Grossman was a rare subversion as she has an experienced heroine in her second book in the Once Upon a East End instead of waiting for the third. Rodale’s heroines are usually virgins, but they’re more self-aware in that they masturbate and read books or some other information so they’re not totally surprised by the act of sex.
“But Rachel,” you say it’s a historical romance novel. Women just didn’t know about sex like they do today. To that I say, I believe high society women were pretty sheltered from it, but working women were not (but there’s very few working-class heroines in historical romance which is different discussion).
Also this is fiction. There’s plenty of anachronistic stuff we suspend our disbelief about so we can enjoy the story. So many of these heroines are charcterized as curious, and willing to push societal boundaries by trying to learn and ask questions, why wouldn’t they ask about this?
I also realized another trend where the author is willing to get a little more kinky as the series goes on in accompainment to the increased experience of the female protagonist. And by kinky, the hero mentions bondage.
Buuuuuuut. . . most series I read stop at showing it. They don’t follow through beyond coy mentions of it later on. This kinda drives me crazy because it feels like a nod to the fact that hey, sex can be more interesting than just p in the v, and people get turned on by different things, it’s human nature. Or like they want to seem cool because based on Fifty Shades of Grey, we know bondage is popular. But they’re too scared to actually show it.
The only mainstream romance that I remember reading that follows through on the kinky sex would be Eva Leigh where it occurs in the third book of her Union of Rakes trilogy and the third book of Last Chance Scoundrels trilogy.

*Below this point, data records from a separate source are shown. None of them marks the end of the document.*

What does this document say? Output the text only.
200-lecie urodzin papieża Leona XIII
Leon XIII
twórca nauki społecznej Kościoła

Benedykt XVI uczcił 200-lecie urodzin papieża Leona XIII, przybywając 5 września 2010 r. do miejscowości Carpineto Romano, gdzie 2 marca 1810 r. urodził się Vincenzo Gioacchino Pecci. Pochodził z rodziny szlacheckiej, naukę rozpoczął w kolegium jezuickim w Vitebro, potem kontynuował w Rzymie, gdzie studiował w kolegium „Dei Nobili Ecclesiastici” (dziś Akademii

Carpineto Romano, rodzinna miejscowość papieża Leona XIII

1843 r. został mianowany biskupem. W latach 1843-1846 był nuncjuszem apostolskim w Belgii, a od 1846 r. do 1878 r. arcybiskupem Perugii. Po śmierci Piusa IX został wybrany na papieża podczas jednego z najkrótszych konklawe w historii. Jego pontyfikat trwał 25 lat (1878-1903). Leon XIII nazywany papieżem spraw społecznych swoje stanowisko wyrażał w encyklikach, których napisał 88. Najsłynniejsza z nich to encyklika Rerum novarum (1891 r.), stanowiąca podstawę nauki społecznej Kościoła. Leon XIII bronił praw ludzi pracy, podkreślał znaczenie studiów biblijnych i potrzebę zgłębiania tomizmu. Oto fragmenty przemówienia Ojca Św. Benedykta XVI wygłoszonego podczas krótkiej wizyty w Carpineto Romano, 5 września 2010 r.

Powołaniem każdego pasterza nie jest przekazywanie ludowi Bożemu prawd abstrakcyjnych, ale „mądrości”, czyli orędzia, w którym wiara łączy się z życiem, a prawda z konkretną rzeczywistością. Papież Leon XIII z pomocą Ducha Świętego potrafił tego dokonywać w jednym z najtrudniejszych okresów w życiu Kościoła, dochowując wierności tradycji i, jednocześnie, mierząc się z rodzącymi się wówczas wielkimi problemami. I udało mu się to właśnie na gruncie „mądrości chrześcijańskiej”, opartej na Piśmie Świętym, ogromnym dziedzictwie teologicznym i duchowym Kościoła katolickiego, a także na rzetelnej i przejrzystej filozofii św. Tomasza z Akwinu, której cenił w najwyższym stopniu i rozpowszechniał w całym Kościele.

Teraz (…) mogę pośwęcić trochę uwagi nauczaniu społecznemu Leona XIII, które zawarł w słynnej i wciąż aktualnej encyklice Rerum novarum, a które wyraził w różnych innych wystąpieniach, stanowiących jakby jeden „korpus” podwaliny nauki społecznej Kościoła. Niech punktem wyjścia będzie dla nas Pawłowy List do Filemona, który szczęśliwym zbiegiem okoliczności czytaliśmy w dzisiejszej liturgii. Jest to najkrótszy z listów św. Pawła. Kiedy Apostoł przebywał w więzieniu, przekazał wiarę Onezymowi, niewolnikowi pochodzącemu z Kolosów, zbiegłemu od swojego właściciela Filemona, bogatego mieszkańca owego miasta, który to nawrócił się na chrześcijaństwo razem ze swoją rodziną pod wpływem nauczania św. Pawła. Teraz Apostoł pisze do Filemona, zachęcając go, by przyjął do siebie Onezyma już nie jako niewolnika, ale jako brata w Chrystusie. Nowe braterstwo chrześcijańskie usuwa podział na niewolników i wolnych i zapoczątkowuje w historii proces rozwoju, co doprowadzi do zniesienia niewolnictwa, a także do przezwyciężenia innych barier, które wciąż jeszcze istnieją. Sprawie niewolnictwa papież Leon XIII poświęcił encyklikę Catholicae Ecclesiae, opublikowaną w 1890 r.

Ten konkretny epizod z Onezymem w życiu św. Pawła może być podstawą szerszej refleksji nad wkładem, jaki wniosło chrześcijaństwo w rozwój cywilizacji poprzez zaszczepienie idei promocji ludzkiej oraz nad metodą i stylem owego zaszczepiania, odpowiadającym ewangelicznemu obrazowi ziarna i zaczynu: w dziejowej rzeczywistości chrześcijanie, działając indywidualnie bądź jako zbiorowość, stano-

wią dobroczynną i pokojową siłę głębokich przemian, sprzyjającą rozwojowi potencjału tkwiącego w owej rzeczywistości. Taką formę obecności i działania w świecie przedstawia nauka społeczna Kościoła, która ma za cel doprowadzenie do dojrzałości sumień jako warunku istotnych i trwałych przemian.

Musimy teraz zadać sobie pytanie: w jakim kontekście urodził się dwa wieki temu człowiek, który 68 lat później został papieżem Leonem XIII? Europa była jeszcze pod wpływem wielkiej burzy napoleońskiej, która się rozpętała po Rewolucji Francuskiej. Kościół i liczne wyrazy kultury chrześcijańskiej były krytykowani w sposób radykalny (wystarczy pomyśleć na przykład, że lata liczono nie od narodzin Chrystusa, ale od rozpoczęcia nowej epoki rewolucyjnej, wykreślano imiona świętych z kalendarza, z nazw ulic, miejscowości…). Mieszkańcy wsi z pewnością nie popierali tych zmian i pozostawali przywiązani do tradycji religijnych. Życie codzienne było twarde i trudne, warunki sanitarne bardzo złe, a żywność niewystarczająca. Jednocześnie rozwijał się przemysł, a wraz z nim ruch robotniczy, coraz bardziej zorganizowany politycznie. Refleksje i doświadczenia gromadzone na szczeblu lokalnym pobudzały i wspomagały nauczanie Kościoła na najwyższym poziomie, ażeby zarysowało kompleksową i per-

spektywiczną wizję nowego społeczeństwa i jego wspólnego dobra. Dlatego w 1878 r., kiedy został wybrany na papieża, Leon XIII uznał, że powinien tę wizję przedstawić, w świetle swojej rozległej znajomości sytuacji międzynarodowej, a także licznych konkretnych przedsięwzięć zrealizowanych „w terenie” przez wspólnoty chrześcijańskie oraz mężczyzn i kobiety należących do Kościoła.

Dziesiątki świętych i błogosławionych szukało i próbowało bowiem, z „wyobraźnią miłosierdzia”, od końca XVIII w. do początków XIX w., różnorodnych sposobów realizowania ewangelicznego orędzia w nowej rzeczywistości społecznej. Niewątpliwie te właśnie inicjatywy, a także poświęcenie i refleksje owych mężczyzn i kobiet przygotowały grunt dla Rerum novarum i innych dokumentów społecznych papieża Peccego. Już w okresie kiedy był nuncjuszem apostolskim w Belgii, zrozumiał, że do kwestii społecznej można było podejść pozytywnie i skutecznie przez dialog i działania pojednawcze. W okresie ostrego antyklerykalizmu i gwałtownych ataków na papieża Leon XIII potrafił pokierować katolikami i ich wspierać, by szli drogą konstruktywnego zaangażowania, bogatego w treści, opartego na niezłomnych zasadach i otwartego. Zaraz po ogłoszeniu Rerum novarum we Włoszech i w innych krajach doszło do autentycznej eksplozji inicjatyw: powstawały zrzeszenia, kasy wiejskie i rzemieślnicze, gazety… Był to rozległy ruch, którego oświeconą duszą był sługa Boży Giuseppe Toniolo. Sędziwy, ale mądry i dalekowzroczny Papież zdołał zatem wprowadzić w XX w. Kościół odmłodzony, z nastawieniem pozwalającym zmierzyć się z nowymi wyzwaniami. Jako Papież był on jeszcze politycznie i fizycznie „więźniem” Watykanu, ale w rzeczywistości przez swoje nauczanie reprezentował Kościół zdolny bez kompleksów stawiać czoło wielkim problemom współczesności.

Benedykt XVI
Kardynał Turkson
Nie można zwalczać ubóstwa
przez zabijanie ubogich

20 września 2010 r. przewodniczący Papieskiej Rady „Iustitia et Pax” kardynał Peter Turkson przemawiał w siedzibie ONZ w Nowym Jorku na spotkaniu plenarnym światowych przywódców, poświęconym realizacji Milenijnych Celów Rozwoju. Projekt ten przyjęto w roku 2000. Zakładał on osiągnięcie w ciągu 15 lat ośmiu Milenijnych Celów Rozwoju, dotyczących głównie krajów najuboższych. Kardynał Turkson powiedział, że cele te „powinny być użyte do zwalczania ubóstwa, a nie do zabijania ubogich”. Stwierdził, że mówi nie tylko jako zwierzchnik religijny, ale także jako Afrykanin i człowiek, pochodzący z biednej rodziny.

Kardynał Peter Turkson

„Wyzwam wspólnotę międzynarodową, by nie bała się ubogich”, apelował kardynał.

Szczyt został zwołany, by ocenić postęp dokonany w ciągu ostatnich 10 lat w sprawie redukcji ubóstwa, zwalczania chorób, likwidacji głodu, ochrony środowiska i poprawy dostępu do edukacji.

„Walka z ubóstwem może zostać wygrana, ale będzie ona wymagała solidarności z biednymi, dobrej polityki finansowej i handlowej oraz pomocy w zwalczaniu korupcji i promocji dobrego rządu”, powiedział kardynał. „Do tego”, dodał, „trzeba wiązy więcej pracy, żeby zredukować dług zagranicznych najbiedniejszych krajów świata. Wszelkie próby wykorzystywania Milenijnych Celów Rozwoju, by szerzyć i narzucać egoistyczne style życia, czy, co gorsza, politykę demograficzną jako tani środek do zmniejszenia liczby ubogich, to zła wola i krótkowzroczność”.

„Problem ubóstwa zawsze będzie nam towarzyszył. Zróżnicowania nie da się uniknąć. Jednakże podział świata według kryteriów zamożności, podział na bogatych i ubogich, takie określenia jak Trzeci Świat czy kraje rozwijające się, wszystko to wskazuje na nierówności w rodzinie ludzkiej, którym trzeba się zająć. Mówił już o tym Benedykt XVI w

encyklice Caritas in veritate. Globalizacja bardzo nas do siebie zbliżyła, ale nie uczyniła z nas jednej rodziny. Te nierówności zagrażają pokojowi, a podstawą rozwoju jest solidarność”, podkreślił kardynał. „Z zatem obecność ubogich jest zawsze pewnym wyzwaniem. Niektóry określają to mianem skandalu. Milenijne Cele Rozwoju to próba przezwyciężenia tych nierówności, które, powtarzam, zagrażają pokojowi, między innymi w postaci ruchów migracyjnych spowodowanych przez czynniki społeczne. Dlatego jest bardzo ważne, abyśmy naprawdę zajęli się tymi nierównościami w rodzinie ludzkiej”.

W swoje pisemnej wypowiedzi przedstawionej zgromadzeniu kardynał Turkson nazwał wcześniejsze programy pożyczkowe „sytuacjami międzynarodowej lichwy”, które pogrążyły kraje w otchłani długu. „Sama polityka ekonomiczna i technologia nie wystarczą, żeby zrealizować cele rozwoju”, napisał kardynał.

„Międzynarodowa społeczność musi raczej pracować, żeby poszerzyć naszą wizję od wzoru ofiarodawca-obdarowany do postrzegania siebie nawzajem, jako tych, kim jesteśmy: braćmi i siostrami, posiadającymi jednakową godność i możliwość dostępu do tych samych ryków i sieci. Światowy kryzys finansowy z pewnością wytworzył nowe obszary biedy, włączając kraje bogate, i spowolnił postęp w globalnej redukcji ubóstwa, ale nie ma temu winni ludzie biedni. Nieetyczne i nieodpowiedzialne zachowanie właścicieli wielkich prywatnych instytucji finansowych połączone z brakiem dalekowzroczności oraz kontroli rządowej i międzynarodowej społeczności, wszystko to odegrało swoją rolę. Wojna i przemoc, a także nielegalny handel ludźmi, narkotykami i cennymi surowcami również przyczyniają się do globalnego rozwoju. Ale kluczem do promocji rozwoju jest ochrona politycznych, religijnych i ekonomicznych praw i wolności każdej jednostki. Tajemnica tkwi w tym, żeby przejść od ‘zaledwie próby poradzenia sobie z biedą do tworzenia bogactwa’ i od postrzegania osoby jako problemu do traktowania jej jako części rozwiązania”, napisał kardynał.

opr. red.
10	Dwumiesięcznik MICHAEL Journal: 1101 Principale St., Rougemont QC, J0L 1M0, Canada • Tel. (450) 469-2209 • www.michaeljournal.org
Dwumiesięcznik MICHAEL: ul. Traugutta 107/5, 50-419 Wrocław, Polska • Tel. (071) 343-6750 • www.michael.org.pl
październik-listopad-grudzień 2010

Same with the fourth book of Shupe’s Fifth Avenue Rebels like they have to ease the audience into it. Of course, there’s also Scarlett Peckham but her’s are not the traditional romance so I don’t count it, she never follows the formula.
So what do you think readers? Did you notice the trend from virginal heroine to society’s “slut”? Do you wish that the author would throw out the easing readers in and just go for a heroine who knows her spice levels and goes for it?
What do you think about kinky sex? Don’t want it in your romance because it turns a romance novel into an erotic novel? Is there a line? Wish they’d show it if they’re gonna mention it?